Photo: Roger Torrent in the hallways of the Catalan Parliament (Credit: Alejandro Garcia, EFE)
By Javier Perez Royo, Professor of Constitutional Law, University of Seville
March 11th, 2018
Maybe Supreme Court judge Pablo Llarena thought that in issuing his injunction last Friday all he was doing was preventing Jordi Sànchez from attending the investiture session convened by the President of the Parliament, as the candidate. But, in fact, the scope of his decision is much greater. Knowingly or not, the ruling that denies Sànchez, imprisoned in Soto del Real, the penitentiary permit, is an attack on the Parliament and the people of Catalonia represented in that chamber. It is not only the subjective right of a citizen that is affected, but the right of the people as a whole to allow Parliament – which has received its democratic legitimacy by the people exercising their right to vote – to transmit this legitimacy by appointing the President of the Generalitat.
Once Parliament had been constituted after the elections of December 21, it had to proceed to appoint the president. If there is no appointment, it is as if the elections had not been held. The electoral act, of which the citizens are exclusively protagonists, must be completed with the act of appointment, exclusively elected by MPs. They are two sides of the same coin. Preventing the second is to cancel the first one. That is why a parliamentary democracy does not allow anyone from outside the Parliament to interfere in the appointment process.
Once elected, only elected MPs can participate in the appointment process in all its phases. For only they are collectively the bearers of the principle of democratic legitimacy that citizens have transmitted to them, for they transmit it through the appointment the president so that the Government can be formed. Thus it is laid down in the Spanish Constitution and the rules of the Congress of Deputies of the same State. And it is laid down in the Statute of Autonomy of Catalonia and the rules of Parliament.

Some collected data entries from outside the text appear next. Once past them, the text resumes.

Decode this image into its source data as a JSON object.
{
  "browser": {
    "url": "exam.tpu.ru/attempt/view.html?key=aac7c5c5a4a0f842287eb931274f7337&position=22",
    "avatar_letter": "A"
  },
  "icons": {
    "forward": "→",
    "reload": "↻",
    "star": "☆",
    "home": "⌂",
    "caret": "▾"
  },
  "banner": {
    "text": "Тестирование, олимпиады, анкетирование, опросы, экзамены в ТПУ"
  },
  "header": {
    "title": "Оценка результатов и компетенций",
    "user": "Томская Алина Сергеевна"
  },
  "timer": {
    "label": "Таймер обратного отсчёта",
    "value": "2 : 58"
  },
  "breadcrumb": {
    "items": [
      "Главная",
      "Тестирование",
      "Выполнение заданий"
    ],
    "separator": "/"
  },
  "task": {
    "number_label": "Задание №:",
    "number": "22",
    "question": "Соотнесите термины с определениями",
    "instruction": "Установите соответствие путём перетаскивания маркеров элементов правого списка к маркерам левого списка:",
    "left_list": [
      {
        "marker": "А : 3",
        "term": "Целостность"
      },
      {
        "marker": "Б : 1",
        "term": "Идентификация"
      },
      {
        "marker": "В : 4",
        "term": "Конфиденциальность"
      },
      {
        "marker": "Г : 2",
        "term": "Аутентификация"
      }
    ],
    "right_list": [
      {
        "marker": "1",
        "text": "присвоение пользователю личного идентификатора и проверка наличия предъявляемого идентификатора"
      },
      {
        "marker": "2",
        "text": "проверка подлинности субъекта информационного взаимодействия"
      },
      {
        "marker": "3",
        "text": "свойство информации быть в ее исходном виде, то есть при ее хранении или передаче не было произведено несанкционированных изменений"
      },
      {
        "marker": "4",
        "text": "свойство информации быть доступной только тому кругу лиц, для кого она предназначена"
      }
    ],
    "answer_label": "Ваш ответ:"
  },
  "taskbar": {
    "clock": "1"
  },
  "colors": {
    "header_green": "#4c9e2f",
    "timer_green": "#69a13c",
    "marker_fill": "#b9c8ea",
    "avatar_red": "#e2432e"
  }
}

Any interference from the outside amounts to an offence of prevarication*, insofar as it is impossible to justify an intervention of this kind with any of the rules of interpretation commonly accepted in the world of law. The judge acting in this way is replacing the general will expressed by the Constitution, the Statute and the rules of the legislative chamber by his personal whim. In this breakdown of the principle of democratic legitimacy, in this substitution of the general will by a personal whim is what amounts to the offence of prevarication, which, precisely for this reason, is the most serious offence a judge can commit.
Possibly without knowing it, judge Pablo Llarena has opened Pandora’s box. For not only can candidate Jordi Sànchez litigate against him for prevarication, but so too can every single citizen of Catalonia who may want to do so. In fact, the president, with the Parliament’s bureau, not only can but indeed must do so in defence of the autonomy of the Catalan institution… as can parliamentary groups, in their own defence and that of the citizens they represent… and local councils and provincial councils… and universities and professional associations. And so on.
Judge Pablo Llarena has opened the door to a deluge of complaints that could flood the Supreme Court. From anywhere in Catalonia a complaint can be activated and everyone will be legitimized, because not a single person has not been attacked by the ruling, even if there are citizens who do not feel it as such.
The Supreme Court will have to cope with this as a result of the investigating judge’s ruling. But the legal consequences of his decision do not end there.
Lack of impartiality
With the ruling, judge Pablo Llarena has revealed his lack of impartiality and, consequently, the invalidity of everything he has investigated to date. Right now the lawyers of those who are being investigated by the Supreme Court, whether or not the examining judge has issued preventive measures against them, may register their writs denouncing the lack of impartiality of the investigating judge and, as a result, calling for the declaration of invalidity of all that he has investigated. Obviously they can also request the lifting of all precautionary measures that have been adopted, including imprisonment. These are the consequences of that enormous constitutional botch-up: the ruling issued on Friday by Judge Pablo Llarena.